Sunday, May 4, 2008

More Than a Gas Tax Holiday, Jews for Obama Editorial

There are several crises brewing simultaneously which demand real leadership from the US. Global warming is a growing threat to our environmental security. Riots have recently broken out around the world because the escalating price of food -- flour is up 32%, bread 12%, milk 18.5%, eggs 30% since March 2007 -- leads to rising malnutrition and starvation. We take our food supply for granted, the fact that we can walk into a supermarket, 7-11, or restaurant, but around the world “food security” is increasingly in jeopardy. Finally, the price of gasoline, which has risen to $4 per gallon, combined with skyrocketing food prices, is placing a mounting economic burden on lower and middle income Americans. Those of us who have fought hunger through food pantries and Jewish organizations like Mazon, which works throughout the United States, and around the globe, to bring critical relief to millions of hungry families, have witnessed the impact of these problems first hand.

The Congressional Joint Economic Committee (JEC) just held its first hearing on rising food prices, and found that they are linked to ballooning gas and transportation costs.

The alarming and explosive threats to food, environment, energy, and health security--not preacher sound bites--should be center stage for all people of faith this election season.

Instead we have economic policies like a check to every family, an incumbent’s attempt at buying love and re-election. We have the other two candidates promising a holiday in the Gasoline Tax. What’s next? Will McCain declare “Free Beer” in October to be donated by his wife’s company to “help the working class”?

Instead of panderers, we need a leader who will bring forward serious policy recommendations, not give away the treasury for re-election or to buy votes. Senator Obama recently explained in Indiana why he believes that the gas-tax holiday is not the solution, but a serious error leading only to more pollution, higher profits for Exxon, and less investment in efficiency, and all economists agree. Unable to name a single economist in support of the policy, Hillary Clinton declares that she is not going to put her "lot in with economists". In response, Robert Reich warns against continuing to elect politicians "who reject facts in favor of short-term poll-driven politics".

The global dimensions of the impending food disaster are illustrated in the following projection made by the Worldwatch Institute. "The United States still consumes three times as much grain per person as China and five times as much as India, notes the report. U.S. per-capita carbon dioxide emissions are six times the Chinese level and 20 times the Indian level. If China and India were to consume resources and produce pollution at the current U.S. per-capita level, it would require two planet Earths just to sustain their two economies." Globalization has increased wealth in China and India, increasing demand for both energy and food. In our own country, we need more than a new food pyramid from the FDA and the dairy industry to change our consumption habits.

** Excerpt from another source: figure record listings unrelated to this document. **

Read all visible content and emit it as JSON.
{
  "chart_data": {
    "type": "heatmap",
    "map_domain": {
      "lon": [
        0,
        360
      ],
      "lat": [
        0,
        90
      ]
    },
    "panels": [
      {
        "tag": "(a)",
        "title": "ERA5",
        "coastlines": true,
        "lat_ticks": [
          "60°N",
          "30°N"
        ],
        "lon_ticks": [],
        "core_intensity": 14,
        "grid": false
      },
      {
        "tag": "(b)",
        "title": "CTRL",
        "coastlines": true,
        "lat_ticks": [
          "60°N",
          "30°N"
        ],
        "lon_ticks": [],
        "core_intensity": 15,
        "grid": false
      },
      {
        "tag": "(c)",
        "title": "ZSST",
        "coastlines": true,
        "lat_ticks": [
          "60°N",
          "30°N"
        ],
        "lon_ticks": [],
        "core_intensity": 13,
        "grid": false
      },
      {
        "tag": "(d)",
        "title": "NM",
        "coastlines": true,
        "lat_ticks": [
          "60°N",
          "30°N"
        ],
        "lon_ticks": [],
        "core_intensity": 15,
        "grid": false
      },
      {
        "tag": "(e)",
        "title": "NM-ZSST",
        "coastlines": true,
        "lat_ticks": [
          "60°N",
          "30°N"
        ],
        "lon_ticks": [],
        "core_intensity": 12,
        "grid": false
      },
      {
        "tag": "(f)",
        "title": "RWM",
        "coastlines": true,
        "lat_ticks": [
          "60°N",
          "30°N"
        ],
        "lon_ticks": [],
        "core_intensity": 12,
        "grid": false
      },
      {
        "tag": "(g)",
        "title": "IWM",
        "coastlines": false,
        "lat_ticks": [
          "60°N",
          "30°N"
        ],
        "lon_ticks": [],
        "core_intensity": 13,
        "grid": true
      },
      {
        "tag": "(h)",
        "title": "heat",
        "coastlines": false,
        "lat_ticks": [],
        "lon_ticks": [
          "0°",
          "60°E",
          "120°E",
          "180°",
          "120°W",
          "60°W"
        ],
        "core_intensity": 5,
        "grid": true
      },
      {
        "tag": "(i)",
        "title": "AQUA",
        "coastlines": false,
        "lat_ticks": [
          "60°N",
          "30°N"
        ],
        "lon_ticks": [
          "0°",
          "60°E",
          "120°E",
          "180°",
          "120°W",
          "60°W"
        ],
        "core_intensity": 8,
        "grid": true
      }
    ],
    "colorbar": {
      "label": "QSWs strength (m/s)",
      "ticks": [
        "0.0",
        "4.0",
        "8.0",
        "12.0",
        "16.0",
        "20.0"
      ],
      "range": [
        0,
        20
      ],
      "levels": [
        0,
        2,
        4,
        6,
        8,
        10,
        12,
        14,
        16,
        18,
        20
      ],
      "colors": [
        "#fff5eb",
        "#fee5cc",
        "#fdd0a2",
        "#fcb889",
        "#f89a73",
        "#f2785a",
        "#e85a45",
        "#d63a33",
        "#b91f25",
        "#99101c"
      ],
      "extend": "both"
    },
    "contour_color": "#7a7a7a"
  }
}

We need leadership that, instead of catering to industrial profits in the short term, can see the long-term effects of policies and their impact on our lives and our children’s lives. We need leadership that does not buy love with cheap gimmicks and pronouncements, but works with other countries and international organizations to coordinate programs for global consumption.

Solving these large problems facing our society and world demands a leader with Obama's extraordinary capacity to build consensus. Obama’s ability to devise and stand strongly behind thoughtful policies has won him the support of knowledgeable and experienced policy makers like former Clinton Labor Secretary Robert Reich and creative thinkers like University of Chicago economist Austan Goolsbee, who was praised by conservative pundit George Will as "the sort of person you would want at the elbow of a Democratic president.”

There are many talented and brilliant people in America who are concerned about these impending disasters, which Bush has either ignored or exacerbated for the last eight years. Obama will bring together and motivate the best people to begin to solve these looming problems before the 21st century is remembered as a second dark age known for famine, flooding and foreclosure.